しかし、無理矢理魔術を刻まれたストリアには分からない。
そのため、森で魔術回路を教えるとき、全ての魔術回路を起動してみせた。
他人からでは本人の魔術は発動できないが、魔術と発動させるのに必要な魔術回路を教えることで、憶えていく。
武刀はそれを今ここでやろうとしていた。
「やってみる」
了承を得て、ストリアの魔術回路を探る。
既に肌と接しているため、わざわざ手で触れる必要はない。
ストリアの魔術回路は一度見ている。
それを武刀は忘れておらず、一瞬にしてストリアに教えた。
「これは……」
水の槍の魔術よりも、武刀が希望する魔術は難易度が跳ね上がる。
そのためストリアは魔術を知って、自分は発動できるのか、と焦る。
この状況で失敗は許されない。
それは感情があまり理解できないストリアでも、今の切羽詰まった空気は理解していた。
「できるか?」
「やってみる」
それでも武刀が信頼してくれるからこそ、ストリアはそれが嬉しくて頑張りたい、という気持ちが湧いて来る。
武刀は右手を真上に伸ばす。
あとは、ストリアが魔術を発動するのを待つだけ。
魔術を始めたばかりで、この魔術を使うのは少し申し訳ないが、今の場合はしょうがない。
それに、時間もある。
失敗してもいい。
だから、
「頑張れ」
一度、二度、三度、失敗する。
失敗するたび焦り、さっきまでのように魔術が発動しない。
自分のせいで危険なことが起きてしまうのではないか、と考えるとより一層焦る。
そして、自分ではできないのではないか、と思い込んでしまう。
不安になってしまう。
何もできない、取り柄のない私だ。
失敗する、と思い込んでしまう
そうなると、魔術を発動することすらできなくなってしまう。
その時、
「頑張れ」
武刀の声が聞こえた。
その一言で、ストリアは励まされた。
そうだね。
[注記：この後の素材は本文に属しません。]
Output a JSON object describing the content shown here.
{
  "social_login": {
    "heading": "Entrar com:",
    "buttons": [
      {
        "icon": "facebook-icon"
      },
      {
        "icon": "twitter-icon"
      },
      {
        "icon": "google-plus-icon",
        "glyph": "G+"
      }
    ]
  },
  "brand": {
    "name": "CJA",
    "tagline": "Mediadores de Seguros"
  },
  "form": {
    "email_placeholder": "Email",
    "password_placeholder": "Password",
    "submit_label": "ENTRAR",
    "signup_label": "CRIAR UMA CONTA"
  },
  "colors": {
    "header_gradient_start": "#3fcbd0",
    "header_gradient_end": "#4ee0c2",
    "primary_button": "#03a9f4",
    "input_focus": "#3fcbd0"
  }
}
やらないと。私も活躍しないと。
武刀に教わった魔術回路を、もう一度、同じようになぞる。
ゆっくりと、そして確実に。
ストリアから伝わって来る。
魔術が成功した、と
武刀の右腕にストリアの身体の紐状の一部が伸びて、右腕を覆う。
「天槍雷雨≪てんそうらいう≫」
右腕から、魔術により生まれた水の弾丸が、空に放たれた。
それは雲をも突き破り、穴を開けた。